The crowdfunding campaign to make a dramatic feature film about the historic Jobs for Women campaign at the Port Kembla steelworks reached its fundraising target of $25,000 with a week to spare.
Four days from the end of the campaign, $26,898 had been contributed toward the making of the film, over a 6-week period.
Member of the film's producer's group Jill Hickson said: "Thanks to the amazing people-powered efforts of over 170 backers — including the likes of former ACTU president Jennie George, union stalwart Fred Moore, various union women's committees, the NTEU NSW and many more — we are a huge step closer to making what we believe will be an inspiring film like no other."
Hundreds more contributed by donating at launches of the film project in Wollongong, Sydney, Melbourne, Geelong and Cairns, where the Women of Steel book, on the same subject, was also launched. One of the founders of the campaign, Robynne Murphy, who is also part of the production team, met with a range of union women's groups in NSW and Victoria to promote the film.
Melanie Barnes, also from the producer's group, said that the crowdfunding campaign was the foundation to make the film. "We will be using this crowdfunding success to approach unions, film organisations, funding bodies, and individuals for larger contributions to help make up the rest of the film's budget."

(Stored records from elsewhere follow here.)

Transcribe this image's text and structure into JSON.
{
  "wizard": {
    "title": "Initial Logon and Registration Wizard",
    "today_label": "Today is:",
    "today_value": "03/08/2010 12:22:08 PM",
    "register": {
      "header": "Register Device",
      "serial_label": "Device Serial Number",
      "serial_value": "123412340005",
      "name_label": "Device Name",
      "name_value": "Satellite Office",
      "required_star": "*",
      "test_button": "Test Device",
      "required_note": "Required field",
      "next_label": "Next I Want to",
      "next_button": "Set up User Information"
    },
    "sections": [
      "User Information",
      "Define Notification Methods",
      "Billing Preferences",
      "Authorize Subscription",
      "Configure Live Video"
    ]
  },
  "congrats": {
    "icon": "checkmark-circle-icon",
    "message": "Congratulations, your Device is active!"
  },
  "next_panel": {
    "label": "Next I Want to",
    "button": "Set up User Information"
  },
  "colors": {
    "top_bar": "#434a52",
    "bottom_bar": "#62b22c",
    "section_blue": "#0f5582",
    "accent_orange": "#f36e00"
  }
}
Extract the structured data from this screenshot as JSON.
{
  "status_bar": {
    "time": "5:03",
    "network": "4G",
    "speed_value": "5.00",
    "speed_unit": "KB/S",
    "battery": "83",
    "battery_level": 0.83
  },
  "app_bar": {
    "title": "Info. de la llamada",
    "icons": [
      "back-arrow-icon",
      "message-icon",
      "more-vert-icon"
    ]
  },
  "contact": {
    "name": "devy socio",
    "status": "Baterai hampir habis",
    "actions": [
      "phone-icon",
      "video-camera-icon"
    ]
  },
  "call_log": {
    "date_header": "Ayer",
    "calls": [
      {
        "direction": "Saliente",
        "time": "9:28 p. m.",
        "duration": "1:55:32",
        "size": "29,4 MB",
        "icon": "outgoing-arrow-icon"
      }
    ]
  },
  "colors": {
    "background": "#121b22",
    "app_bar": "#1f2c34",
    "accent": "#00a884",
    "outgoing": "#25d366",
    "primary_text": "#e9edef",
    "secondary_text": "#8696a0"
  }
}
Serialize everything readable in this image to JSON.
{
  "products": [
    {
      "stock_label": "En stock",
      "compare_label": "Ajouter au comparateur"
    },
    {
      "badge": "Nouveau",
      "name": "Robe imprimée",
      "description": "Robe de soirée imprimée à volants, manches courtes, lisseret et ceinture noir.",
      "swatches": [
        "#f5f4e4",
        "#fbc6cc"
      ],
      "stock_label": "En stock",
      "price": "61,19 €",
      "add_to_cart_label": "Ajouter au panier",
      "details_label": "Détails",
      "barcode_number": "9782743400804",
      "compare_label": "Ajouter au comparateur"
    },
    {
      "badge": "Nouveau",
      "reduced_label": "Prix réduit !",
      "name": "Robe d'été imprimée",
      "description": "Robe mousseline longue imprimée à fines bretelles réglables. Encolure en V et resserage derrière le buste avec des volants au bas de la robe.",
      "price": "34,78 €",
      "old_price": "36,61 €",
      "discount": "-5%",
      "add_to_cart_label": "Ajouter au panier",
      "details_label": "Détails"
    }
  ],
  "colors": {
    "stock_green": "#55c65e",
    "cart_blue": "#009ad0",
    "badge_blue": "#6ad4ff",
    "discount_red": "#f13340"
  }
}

Money from the crowdfunding campaign will go towards completing script development and research; covering script workshopping, auditions, rehearsals and shoot preparations; and paying for film equipment.
To finalise the crowdfunding campaign, a screening of the award-winning Radical Wollongong was held at the Thirroul Community Centre on June 20.
From strikes to community rallies, from work-ins to parliament occupation, it features activist participants, archival footage and powerful music, to craft a story that has resonated locally and internationally.